A. LE CADRE DE LA DEMARCHE STRATEGIQUE
Pour M. Porter le cadre fondamental de la démarche de la stratégie est l'industrie. Par industrie, on entend un ensemble d'entreprises - produisant des biens ou des services- directement concurrent sur le marché.
Sur le plan stratégique, une industrie se distingue des autres par le fait qu'elle propose un ensemble de produits qui ont des sources d'avantage concurrentiel similaires.
Au travers de sa stratégie, l'entreprise doit définir et élaborer une approche de son industrie qui soit à la fois rentable et durablement défendable.
Une stratégie ne peut aboutir que si elle est spécifiquement conçue pour telle ou telle industrie, délimitée et fondée sur les compétences et les moyens réels de l'entreprise.

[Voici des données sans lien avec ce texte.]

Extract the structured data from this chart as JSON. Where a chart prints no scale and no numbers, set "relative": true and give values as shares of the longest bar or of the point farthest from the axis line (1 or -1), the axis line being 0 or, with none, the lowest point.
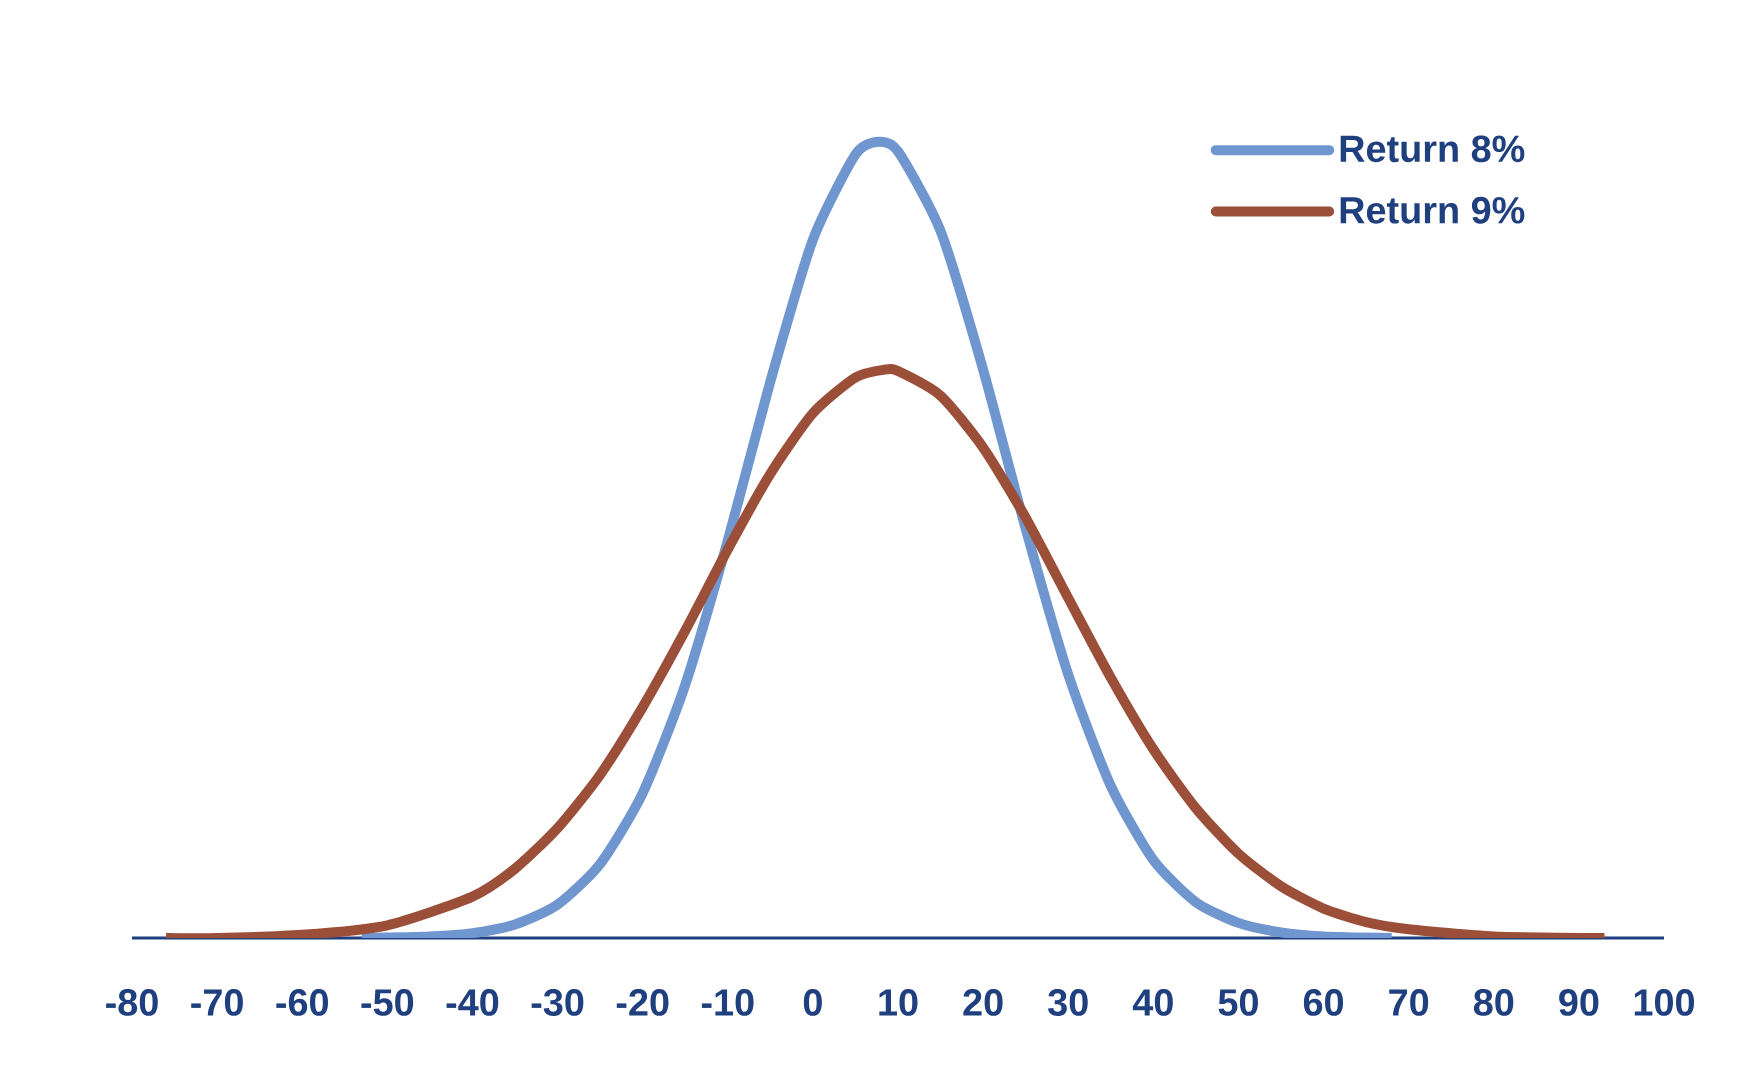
{
  "chart_data": {
    "type": "line",
    "relative": true,
    "xlim": [
      -80,
      100
    ],
    "xticks": [
      -80,
      -70,
      -60,
      -50,
      -40,
      -30,
      -20,
      -10,
      0,
      10,
      20,
      30,
      40,
      50,
      60,
      70,
      80,
      90,
      100
    ],
    "legend": "top right",
    "series": [
      {
        "name": "Return 8%",
        "color": "#7096cf",
        "x": [
          -53,
          -45,
          -40,
          -35,
          -30,
          -25,
          -20,
          -15,
          -10,
          -5,
          0,
          5,
          7.7,
          10,
          15,
          20,
          25,
          30,
          35,
          40,
          45,
          50,
          55,
          60,
          68
        ],
        "values": [
          0,
          0.002,
          0.006,
          0.017,
          0.042,
          0.093,
          0.182,
          0.318,
          0.499,
          0.699,
          0.877,
          0.984,
          1,
          0.988,
          0.888,
          0.714,
          0.514,
          0.331,
          0.191,
          0.098,
          0.045,
          0.019,
          0.007,
          0.002,
          0
        ]
      },
      {
        "name": "Return 9%",
        "color": "#9c4f38",
        "x": [
          -76,
          -70,
          -60,
          -50,
          -40,
          -35,
          -30,
          -25,
          -20,
          -15,
          -10,
          -5,
          0,
          5,
          8.5,
          10,
          15,
          20,
          25,
          30,
          35,
          40,
          45,
          50,
          55,
          60,
          65,
          70,
          80,
          93
        ],
        "values": [
          0,
          0,
          0.004,
          0.016,
          0.052,
          0.087,
          0.138,
          0.205,
          0.29,
          0.386,
          0.488,
          0.583,
          0.659,
          0.704,
          0.714,
          0.712,
          0.681,
          0.616,
          0.528,
          0.427,
          0.327,
          0.237,
          0.163,
          0.106,
          0.065,
          0.037,
          0.02,
          0.011,
          0.002,
          0
        ]
      }
    ]
  }
}
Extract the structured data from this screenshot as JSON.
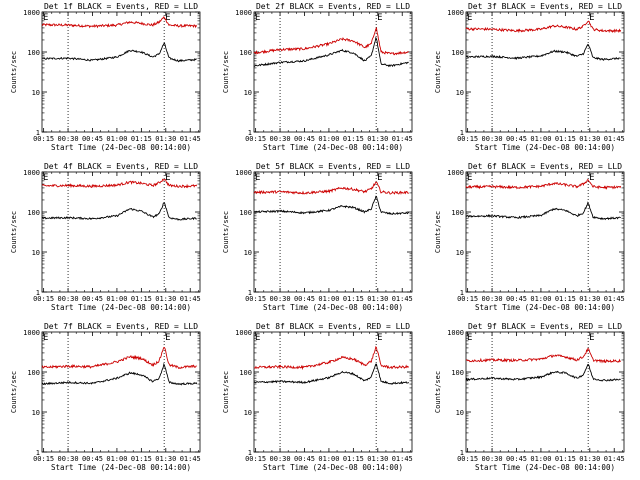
{
  "chart_data": [
    {
      "type": "line",
      "title": "Det 1f BLACK = Events, RED = LLD",
      "xlabel": "Start Time (24-Dec-08 00:14:00)",
      "ylabel": "Counts/sec",
      "xticks": [
        "00:15",
        "00:30",
        "00:45",
        "01:00",
        "01:15",
        "01:30",
        "01:45"
      ],
      "yticks": [
        "1",
        "10",
        "100",
        "1000"
      ],
      "yscale": "log",
      "ylim": [
        1,
        1000
      ],
      "markers": [
        {
          "label": "E",
          "time": "00:14"
        },
        {
          "label": "E",
          "time": "01:29"
        }
      ],
      "dotted_lines": [
        "00:30",
        "01:29"
      ],
      "series": [
        {
          "color": "#cc0000",
          "x": [
            "00:14",
            "00:30",
            "00:45",
            "01:00",
            "01:08",
            "01:15",
            "01:22",
            "01:26",
            "01:29",
            "01:32",
            "01:38",
            "01:49"
          ],
          "values": [
            480,
            470,
            440,
            470,
            560,
            520,
            470,
            560,
            750,
            470,
            450,
            450
          ]
        },
        {
          "color": "#000000",
          "x": [
            "00:14",
            "00:30",
            "00:45",
            "01:00",
            "01:08",
            "01:15",
            "01:22",
            "01:26",
            "01:29",
            "01:32",
            "01:38",
            "01:49"
          ],
          "values": [
            68,
            70,
            62,
            75,
            110,
            100,
            75,
            90,
            170,
            70,
            60,
            65
          ]
        }
      ]
    },
    {
      "type": "line",
      "title": "Det 2f BLACK = Events, RED = LLD",
      "xlabel": "Start Time (24-Dec-08 00:14:00)",
      "ylabel": "Counts/sec",
      "xticks": [
        "00:15",
        "00:30",
        "00:45",
        "01:00",
        "01:15",
        "01:30",
        "01:45"
      ],
      "yticks": [
        "1",
        "10",
        "100",
        "1000"
      ],
      "yscale": "log",
      "ylim": [
        1,
        1000
      ],
      "markers": [
        {
          "label": "E",
          "time": "00:14"
        },
        {
          "label": "E",
          "time": "01:29"
        }
      ],
      "dotted_lines": [
        "00:30",
        "01:29"
      ],
      "series": [
        {
          "color": "#cc0000",
          "x": [
            "00:14",
            "00:30",
            "00:45",
            "01:00",
            "01:08",
            "01:15",
            "01:22",
            "01:26",
            "01:29",
            "01:32",
            "01:38",
            "01:49"
          ],
          "values": [
            95,
            115,
            120,
            160,
            210,
            190,
            130,
            160,
            420,
            100,
            90,
            100
          ]
        },
        {
          "color": "#000000",
          "x": [
            "00:14",
            "00:30",
            "00:45",
            "01:00",
            "01:08",
            "01:15",
            "01:22",
            "01:26",
            "01:29",
            "01:32",
            "01:38",
            "01:49"
          ],
          "values": [
            45,
            55,
            60,
            85,
            110,
            95,
            60,
            80,
            240,
            50,
            45,
            55
          ]
        }
      ]
    },
    {
      "type": "line",
      "title": "Det 3f BLACK = Events, RED = LLD",
      "xlabel": "Start Time (24-Dec-08 00:14:00)",
      "ylabel": "Counts/sec",
      "xticks": [
        "00:15",
        "00:30",
        "00:45",
        "01:00",
        "01:15",
        "01:30",
        "01:45"
      ],
      "yticks": [
        "1",
        "10",
        "100",
        "1000"
      ],
      "yscale": "log",
      "ylim": [
        1,
        1000
      ],
      "markers": [
        {
          "label": "E",
          "time": "00:14"
        },
        {
          "label": "E",
          "time": "01:29"
        }
      ],
      "dotted_lines": [
        "00:30",
        "01:29"
      ],
      "series": [
        {
          "color": "#cc0000",
          "x": [
            "00:14",
            "00:30",
            "00:45",
            "01:00",
            "01:08",
            "01:15",
            "01:22",
            "01:26",
            "01:29",
            "01:32",
            "01:38",
            "01:49"
          ],
          "values": [
            380,
            370,
            340,
            370,
            450,
            420,
            370,
            440,
            620,
            370,
            340,
            340
          ]
        },
        {
          "color": "#000000",
          "x": [
            "00:14",
            "00:30",
            "00:45",
            "01:00",
            "01:08",
            "01:15",
            "01:22",
            "01:26",
            "01:29",
            "01:32",
            "01:38",
            "01:49"
          ],
          "values": [
            75,
            78,
            70,
            80,
            105,
            100,
            78,
            90,
            160,
            72,
            65,
            70
          ]
        }
      ]
    },
    {
      "type": "line",
      "title": "Det 4f BLACK = Events, RED = LLD",
      "xlabel": "Start Time (24-Dec-08 00:14:00)",
      "ylabel": "Counts/sec",
      "xticks": [
        "00:15",
        "00:30",
        "00:45",
        "01:00",
        "01:15",
        "01:30",
        "01:45"
      ],
      "yticks": [
        "1",
        "10",
        "100",
        "1000"
      ],
      "yscale": "log",
      "ylim": [
        1,
        1000
      ],
      "markers": [
        {
          "label": "E",
          "time": "00:14"
        },
        {
          "label": "E",
          "time": "01:29"
        }
      ],
      "dotted_lines": [
        "00:30",
        "01:29"
      ],
      "series": [
        {
          "color": "#cc0000",
          "x": [
            "00:14",
            "00:30",
            "00:45",
            "01:00",
            "01:08",
            "01:15",
            "01:22",
            "01:26",
            "01:29",
            "01:32",
            "01:38",
            "01:49"
          ],
          "values": [
            450,
            460,
            440,
            470,
            560,
            520,
            460,
            540,
            680,
            460,
            440,
            450
          ]
        },
        {
          "color": "#000000",
          "x": [
            "00:14",
            "00:30",
            "00:45",
            "01:00",
            "01:08",
            "01:15",
            "01:22",
            "01:26",
            "01:29",
            "01:32",
            "01:38",
            "01:49"
          ],
          "values": [
            70,
            72,
            68,
            80,
            120,
            105,
            75,
            90,
            180,
            72,
            65,
            70
          ]
        }
      ]
    },
    {
      "type": "line",
      "title": "Det 5f BLACK = Events, RED = LLD",
      "xlabel": "Start Time (24-Dec-08 00:14:00)",
      "ylabel": "Counts/sec",
      "xticks": [
        "00:15",
        "00:30",
        "00:45",
        "01:00",
        "01:15",
        "01:30",
        "01:45"
      ],
      "yticks": [
        "1",
        "10",
        "100",
        "1000"
      ],
      "yscale": "log",
      "ylim": [
        1,
        1000
      ],
      "markers": [
        {
          "label": "E",
          "time": "00:14"
        },
        {
          "label": "E",
          "time": "01:29"
        }
      ],
      "dotted_lines": [
        "00:30",
        "01:29"
      ],
      "series": [
        {
          "color": "#cc0000",
          "x": [
            "00:14",
            "00:30",
            "00:45",
            "01:00",
            "01:08",
            "01:15",
            "01:22",
            "01:26",
            "01:29",
            "01:32",
            "01:38",
            "01:49"
          ],
          "values": [
            310,
            320,
            300,
            330,
            400,
            370,
            320,
            380,
            560,
            320,
            300,
            310
          ]
        },
        {
          "color": "#000000",
          "x": [
            "00:14",
            "00:30",
            "00:45",
            "01:00",
            "01:08",
            "01:15",
            "01:22",
            "01:26",
            "01:29",
            "01:32",
            "01:38",
            "01:49"
          ],
          "values": [
            100,
            105,
            95,
            110,
            140,
            130,
            100,
            120,
            250,
            100,
            90,
            95
          ]
        }
      ]
    },
    {
      "type": "line",
      "title": "Det 6f BLACK = Events, RED = LLD",
      "xlabel": "Start Time (24-Dec-08 00:14:00)",
      "ylabel": "Counts/sec",
      "xticks": [
        "00:15",
        "00:30",
        "00:45",
        "01:00",
        "01:15",
        "01:30",
        "01:45"
      ],
      "yticks": [
        "1",
        "10",
        "100",
        "1000"
      ],
      "yscale": "log",
      "ylim": [
        1,
        1000
      ],
      "markers": [
        {
          "label": "E",
          "time": "00:14"
        },
        {
          "label": "E",
          "time": "01:29"
        }
      ],
      "dotted_lines": [
        "00:30",
        "01:29"
      ],
      "series": [
        {
          "color": "#cc0000",
          "x": [
            "00:14",
            "00:30",
            "00:45",
            "01:00",
            "01:08",
            "01:15",
            "01:22",
            "01:26",
            "01:29",
            "01:32",
            "01:38",
            "01:49"
          ],
          "values": [
            420,
            430,
            410,
            440,
            520,
            480,
            430,
            500,
            640,
            430,
            410,
            420
          ]
        },
        {
          "color": "#000000",
          "x": [
            "00:14",
            "00:30",
            "00:45",
            "01:00",
            "01:08",
            "01:15",
            "01:22",
            "01:26",
            "01:29",
            "01:32",
            "01:38",
            "01:49"
          ],
          "values": [
            78,
            80,
            72,
            82,
            120,
            110,
            80,
            95,
            170,
            75,
            68,
            72
          ]
        }
      ]
    },
    {
      "type": "line",
      "title": "Det 7f BLACK = Events, RED = LLD",
      "xlabel": "Start Time (24-Dec-08 00:14:00)",
      "ylabel": "Counts/sec",
      "xticks": [
        "00:15",
        "00:30",
        "00:45",
        "01:00",
        "01:15",
        "01:30",
        "01:45"
      ],
      "yticks": [
        "1",
        "10",
        "100",
        "1000"
      ],
      "yscale": "log",
      "ylim": [
        1,
        1000
      ],
      "markers": [
        {
          "label": "E",
          "time": "00:14"
        },
        {
          "label": "E",
          "time": "01:29"
        }
      ],
      "dotted_lines": [
        "00:30",
        "01:29"
      ],
      "series": [
        {
          "color": "#cc0000",
          "x": [
            "00:14",
            "00:30",
            "00:45",
            "01:00",
            "01:08",
            "01:15",
            "01:22",
            "01:26",
            "01:29",
            "01:32",
            "01:38",
            "01:49"
          ],
          "values": [
            130,
            140,
            135,
            180,
            240,
            220,
            150,
            190,
            450,
            150,
            130,
            140
          ]
        },
        {
          "color": "#000000",
          "x": [
            "00:14",
            "00:30",
            "00:45",
            "01:00",
            "01:08",
            "01:15",
            "01:22",
            "01:26",
            "01:29",
            "01:32",
            "01:38",
            "01:49"
          ],
          "values": [
            50,
            55,
            52,
            70,
            95,
            85,
            58,
            70,
            160,
            55,
            50,
            52
          ]
        }
      ]
    },
    {
      "type": "line",
      "title": "Det 8f BLACK = Events, RED = LLD",
      "xlabel": "Start Time (24-Dec-08 00:14:00)",
      "ylabel": "Counts/sec",
      "xticks": [
        "00:15",
        "00:30",
        "00:45",
        "01:00",
        "01:15",
        "01:30",
        "01:45"
      ],
      "yticks": [
        "1",
        "10",
        "100",
        "1000"
      ],
      "yscale": "log",
      "ylim": [
        1,
        1000
      ],
      "markers": [
        {
          "label": "E",
          "time": "00:14"
        },
        {
          "label": "E",
          "time": "01:29"
        }
      ],
      "dotted_lines": [
        "00:30",
        "01:29"
      ],
      "series": [
        {
          "color": "#cc0000",
          "x": [
            "00:14",
            "00:30",
            "00:45",
            "01:00",
            "01:08",
            "01:15",
            "01:22",
            "01:26",
            "01:29",
            "01:32",
            "01:38",
            "01:49"
          ],
          "values": [
            130,
            135,
            130,
            175,
            230,
            210,
            150,
            185,
            430,
            145,
            130,
            135
          ]
        },
        {
          "color": "#000000",
          "x": [
            "00:14",
            "00:30",
            "00:45",
            "01:00",
            "01:08",
            "01:15",
            "01:22",
            "01:26",
            "01:29",
            "01:32",
            "01:38",
            "01:49"
          ],
          "values": [
            55,
            58,
            55,
            72,
            100,
            90,
            60,
            75,
            170,
            58,
            52,
            55
          ]
        }
      ]
    },
    {
      "type": "line",
      "title": "Det 9f BLACK = Events, RED = LLD",
      "xlabel": "Start Time (24-Dec-08 00:14:00)",
      "ylabel": "Counts/sec",
      "xticks": [
        "00:15",
        "00:30",
        "00:45",
        "01:00",
        "01:15",
        "01:30",
        "01:45"
      ],
      "yticks": [
        "1",
        "10",
        "100",
        "1000"
      ],
      "yscale": "log",
      "ylim": [
        1,
        1000
      ],
      "markers": [
        {
          "label": "E",
          "time": "00:14"
        },
        {
          "label": "E",
          "time": "01:29"
        }
      ],
      "dotted_lines": [
        "00:30",
        "01:29"
      ],
      "series": [
        {
          "color": "#cc0000",
          "x": [
            "00:14",
            "00:30",
            "00:45",
            "01:00",
            "01:08",
            "01:15",
            "01:22",
            "01:26",
            "01:29",
            "01:32",
            "01:38",
            "01:49"
          ],
          "values": [
            190,
            200,
            195,
            210,
            260,
            240,
            200,
            240,
            380,
            200,
            185,
            190
          ]
        },
        {
          "color": "#000000",
          "x": [
            "00:14",
            "00:30",
            "00:45",
            "01:00",
            "01:08",
            "01:15",
            "01:22",
            "01:26",
            "01:29",
            "01:32",
            "01:38",
            "01:49"
          ],
          "values": [
            65,
            70,
            65,
            75,
            100,
            95,
            70,
            85,
            160,
            68,
            62,
            65
          ]
        }
      ]
    }
  ]
}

A la base de toute stratégie il y a deux éléments :
1. la structure de l'industrie où évolue l'entreprise ; la nature de la compétition économique varie beaucoup d'une industrie à l'autre et toutes les industries n'offrent pas les mêmes perspectives de rentabilité à long terme ;
2. le positionnement de l'entreprise au sein de l'industrie considérée : certain positionnement sont plus avantageux que d'autres, quel que soit le niveau moyen de rentabilité de l'industrie en question.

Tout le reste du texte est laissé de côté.